An African migrant, panicking when her car mounted the kerb, hit the accelerator instead of the brake. The car ploughed into an outdoor dining area, killing a man, himself a migrant from Korea.
A Herald Sun journalist at the scene reported as follows:
A big crowd had gathered behind the blue and white police tapes. There were tall men in colourful patterned shirts and tall women in vivid turbans and long dresses.
It could have been in downtown Mogadishu or Addis Ababa. There wasn't a word of English being spoken in the hubbub.
But this was Footscray, not Somalia or Ethiopa ...
Once this street was almost entirely a Vietnamese strip.
Now it's in transition again, and yesterday, in the wake of the tragic accident outside Cafe D'Afrique, racial tensions ran high.
So Footscray is changing yet again. It was once an Anglo working class suburb, then a mixed European one, then Vietnamese and now increasingly African.

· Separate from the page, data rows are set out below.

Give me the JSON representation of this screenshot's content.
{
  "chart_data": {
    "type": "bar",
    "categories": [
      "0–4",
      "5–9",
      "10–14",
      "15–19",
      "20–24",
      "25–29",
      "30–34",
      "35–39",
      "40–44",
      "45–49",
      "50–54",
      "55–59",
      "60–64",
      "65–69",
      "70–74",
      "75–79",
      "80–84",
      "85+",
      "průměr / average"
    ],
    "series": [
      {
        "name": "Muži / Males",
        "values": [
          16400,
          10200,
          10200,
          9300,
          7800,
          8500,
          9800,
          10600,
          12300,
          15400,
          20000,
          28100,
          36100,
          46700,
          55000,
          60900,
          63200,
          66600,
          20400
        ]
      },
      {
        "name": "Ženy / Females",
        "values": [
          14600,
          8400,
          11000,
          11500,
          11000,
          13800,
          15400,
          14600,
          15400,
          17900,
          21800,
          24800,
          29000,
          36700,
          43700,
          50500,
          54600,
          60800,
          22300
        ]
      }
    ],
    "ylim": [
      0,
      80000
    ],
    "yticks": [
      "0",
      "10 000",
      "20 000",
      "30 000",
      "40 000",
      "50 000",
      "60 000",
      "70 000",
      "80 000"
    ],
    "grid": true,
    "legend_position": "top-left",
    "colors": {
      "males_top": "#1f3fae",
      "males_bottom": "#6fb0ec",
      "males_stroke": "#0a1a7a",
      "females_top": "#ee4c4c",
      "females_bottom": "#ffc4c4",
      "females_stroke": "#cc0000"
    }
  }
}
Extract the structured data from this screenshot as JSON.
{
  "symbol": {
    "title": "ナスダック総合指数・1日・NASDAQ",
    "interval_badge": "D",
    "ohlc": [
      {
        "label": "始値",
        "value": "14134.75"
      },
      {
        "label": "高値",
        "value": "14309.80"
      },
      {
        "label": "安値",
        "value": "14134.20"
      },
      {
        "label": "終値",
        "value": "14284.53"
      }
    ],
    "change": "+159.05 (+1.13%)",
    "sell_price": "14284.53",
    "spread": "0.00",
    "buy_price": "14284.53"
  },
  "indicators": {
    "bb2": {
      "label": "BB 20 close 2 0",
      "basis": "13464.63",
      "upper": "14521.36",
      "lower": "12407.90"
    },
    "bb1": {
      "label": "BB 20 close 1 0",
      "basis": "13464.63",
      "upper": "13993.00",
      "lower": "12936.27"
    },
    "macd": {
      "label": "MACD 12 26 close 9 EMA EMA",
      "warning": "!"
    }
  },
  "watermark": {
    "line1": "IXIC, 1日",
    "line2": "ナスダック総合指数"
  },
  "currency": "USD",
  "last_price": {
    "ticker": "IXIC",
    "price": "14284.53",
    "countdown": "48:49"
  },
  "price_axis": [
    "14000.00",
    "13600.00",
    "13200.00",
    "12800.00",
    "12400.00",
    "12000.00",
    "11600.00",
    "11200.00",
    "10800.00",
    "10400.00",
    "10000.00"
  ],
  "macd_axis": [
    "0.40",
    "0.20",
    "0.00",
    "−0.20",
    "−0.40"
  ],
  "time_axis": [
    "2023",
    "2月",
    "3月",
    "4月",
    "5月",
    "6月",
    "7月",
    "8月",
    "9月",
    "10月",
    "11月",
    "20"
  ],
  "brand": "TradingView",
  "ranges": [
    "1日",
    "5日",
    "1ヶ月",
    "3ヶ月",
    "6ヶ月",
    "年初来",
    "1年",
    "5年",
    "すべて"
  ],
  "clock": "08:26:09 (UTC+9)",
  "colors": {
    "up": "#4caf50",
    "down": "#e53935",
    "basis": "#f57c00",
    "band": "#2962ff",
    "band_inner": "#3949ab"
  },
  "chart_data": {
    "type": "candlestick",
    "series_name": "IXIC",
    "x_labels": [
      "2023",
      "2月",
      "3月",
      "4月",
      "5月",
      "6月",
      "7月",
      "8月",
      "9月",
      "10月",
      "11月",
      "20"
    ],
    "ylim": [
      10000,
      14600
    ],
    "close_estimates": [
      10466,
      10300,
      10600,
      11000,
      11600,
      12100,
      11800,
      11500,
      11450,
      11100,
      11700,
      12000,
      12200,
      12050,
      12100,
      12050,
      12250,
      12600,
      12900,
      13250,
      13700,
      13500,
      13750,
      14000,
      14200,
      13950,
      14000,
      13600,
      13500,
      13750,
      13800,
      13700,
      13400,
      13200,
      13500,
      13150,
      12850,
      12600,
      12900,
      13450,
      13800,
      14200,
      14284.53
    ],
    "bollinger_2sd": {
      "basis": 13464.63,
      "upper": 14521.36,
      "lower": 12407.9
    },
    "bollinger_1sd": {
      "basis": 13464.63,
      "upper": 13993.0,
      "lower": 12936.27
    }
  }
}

All in the space of about 35 years.
Which raises the issue of local attachments.
The attachments people have radiate outward. First, you might identify with your local town or suburb, then perhaps your city or region, then your state, then your nation.
But to invest yourself emotionally in a place requires some degree of confidence in its continuity. If we think that we will all too easily lose something we love and identify with, then we tend to withdraw emotionally from it.
So how is anyone supposed to form that key, original, local attachment to Footscray? If you held a reasonable belief that the cultural character of Footscray would change dramatically many times over within just a few decades, then how could you lay down roots there in the sense of identifying with its character and culture?
And if we can't develop a deeper attachment to the place we live in, then won't this also disrupt our larger attachments, such as to our nation?
Yet Footscray is our future unless the current policy of diversity and mass immigration is reconsidered.
Whilst on this theme it was interesting to read the comments of Emeritus Professor Jerzy Zubrzycki in yesterday's Age. The professor was one of the architects of multicultural policy in Australia. He now admits that his immigration policy is necessarily a very expensive one.
He said of black African migrants to rural Australia that:
You cannot dump people in a rural community unless you make a special provision for resettlement services on the widest possible scale.
Immigration includes, very prominently, the lengthy process of resettlement - an always expensive process.